Use this calculator when ideal-gas assumptions are too coarse for the pressure, temperature, or gas type you are working with. It is useful for process engineering, gas storage, and any state where non-ideal behavior matters. The result also gives you a quick way to compare how far a real gas sits from the ideal-gas approximation.
Van der Waals: (P + a·n²/V²)(V - n·b) = nRT. Solve for P: P = nRT/(V-nb) - a(n/V)². Critical Point: Tc = 8a/(27Rb), Pc = a/(27b²), Vc = 3nb. Z = PV/(nRT), Z = 1 for ideal gas.
Result: VdW: 23.8 bar vs. Ideal: 24.9 bar (Z = 0.953)
For 1 mol CO₂ at 300 K in 1 L, Van der Waals predicts about 23.8 bar compared to the ideal gas value of 24.9 bar. The compressibility factor Z = 0.953 indicates the attractive forces between CO₂ molecules reduce pressure by about 4.7%.
The Van der Waals constants have direct physical meaning. Constant "a" correlates with boiling point and molecular polarity — water (a = 5.54) has strong hydrogen bonds, helium (a = 0.034) has nearly zero intermolecular attraction. Constant "b" correlates with molecular size — xenon (b = 0.0516) is much larger than helium (b = 0.0237).
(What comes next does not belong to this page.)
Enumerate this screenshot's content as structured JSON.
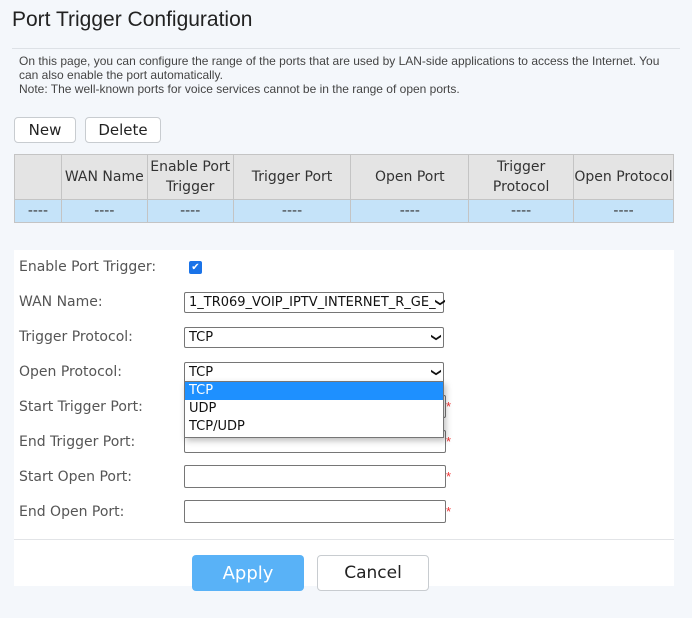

At high pressures, molecules are forced close together. The molecular volume term (nb) becomes significant because molecules can't interpenetrate — the available free space is noticeably less than the container volume. This makes real gas pressure HIGHER than ideal for the same number of moles at high density.
Below the critical temperature, the Van der Waals equation produces three real roots for volume at certain pressures — corresponding to gas, unstable, and liquid states. The Maxwell equal-area construction determines the actual phase equilibrium pressure. At exactly the critical point, all three roots merge.
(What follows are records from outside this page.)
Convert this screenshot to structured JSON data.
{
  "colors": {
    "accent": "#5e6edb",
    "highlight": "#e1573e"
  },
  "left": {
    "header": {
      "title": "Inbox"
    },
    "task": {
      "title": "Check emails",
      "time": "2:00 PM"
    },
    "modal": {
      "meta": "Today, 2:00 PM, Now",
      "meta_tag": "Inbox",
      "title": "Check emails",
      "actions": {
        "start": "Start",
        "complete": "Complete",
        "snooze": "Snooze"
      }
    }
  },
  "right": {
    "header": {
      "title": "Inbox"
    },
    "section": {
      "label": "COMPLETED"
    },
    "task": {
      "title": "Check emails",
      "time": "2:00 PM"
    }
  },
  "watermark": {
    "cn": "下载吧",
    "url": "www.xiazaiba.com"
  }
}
The Van der Waals equation qualitatively predicts phase transitions but quantitatively is only approximate. The critical compressibility factor Z_c predicted by Van der Waals is always 3/8 = 0.375, while real gases have Z_c values of 0.23-0.29. More accurate equations (Peng-Robinson: Z_c ≈ 0.307) better match experimental data.
Chemical process design routinely uses equations of state for pressure-temperature-volume calculations. Compressor design, pipeline sizing, storage tank specification, and separation process modeling all require accurate PVT data. While Van der Waals is too simple for detailed engineering work, understanding its corrections provides the conceptual framework for all cubic equations of state used in modern process simulation software.
Constant "a" (L²·atm/mol² or Pa·m⁶/mol²) represents the strength of attractive intermolecular forces — larger for polar molecules. Constant "b" (L/mol) represents the effective volume of one mole of molecules — larger for bigger molecules.
Ideal gas law fails at high pressures (molecules close together), low temperatures (near condensation), for polar molecules (strong attractions), and for large molecules. Below the critical temperature, gases can condense and the ideal gas law is completely inappropriate.
Z = PV/(nRT). For an ideal gas, Z = 1 exactly. Z < 1 means attractive forces dominate (actual pressure is less than ideal). Z > 1 means molecular volume effects dominate (molecules are taking up significant space). At the Boyle temperature, Z passes through 1.
The critical point (Tc, Pc, Vc) is where the liquid-gas distinction vanishes. Above Tc, no amount of pressure can liquefy the gas. The critical point is predicted by Van der Waals constants: Tc = 8a/(27Rb). For CO₂: Tc = 304 K, Pc = 73.8 atm.
CO₂ has a larger quadrupole moment creating stronger intermolecular attractions (a = 3.59 for CO₂ vs. 1.39 for N₂). It also has a higher critical temperature (304 K vs. 126 K), meaning it deviates from ideal behavior at room temperature conditions.
Yes — the Redlich-Kwong, Soave-Redlich-Kwong (SRK), and Peng-Robinson equations are more accurate for engineering calculations. But Van der Waals provides the conceptual foundation and is sufficient for understanding real gas behavior.